If FATF were to allow stablecoins to offer a limited amount of pseudonymity, the ceiling for it would probably be quite low, much like prepaid debit cards. No more $30 million person-to-person payments, just $20-$2000 ones. After all, it's hard to make an argument for why genuinely needy folks without IDs would need to make million dollar stablecoin transactions.
I should point out here that I'm not saying that I'm a fan of FATF and its mission to unveil every single transaction. I've written many times about the benefits of financial anonymity. And a lot of smart people that I read think that the cost of enforcing anti-money laundering rules far outweighs any benefits that it provides.

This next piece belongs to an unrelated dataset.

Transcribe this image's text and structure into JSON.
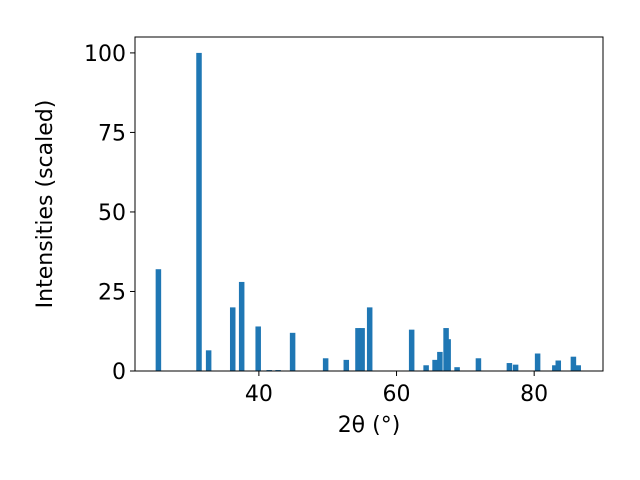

All I am saying is that I suspect that permissioned pseudonymity for stablecoins isn't going to last very long, in its current form. It'll either be banned altogether, or a very low ceiling will be set on it.
P.S. If I had to predict, I'd go with a ban. It's easy to get around a ceiling. If the ceiling is set at $1000, then users can set up 1000 pseudonymous accounts in order to get $1 million in pseudonymity.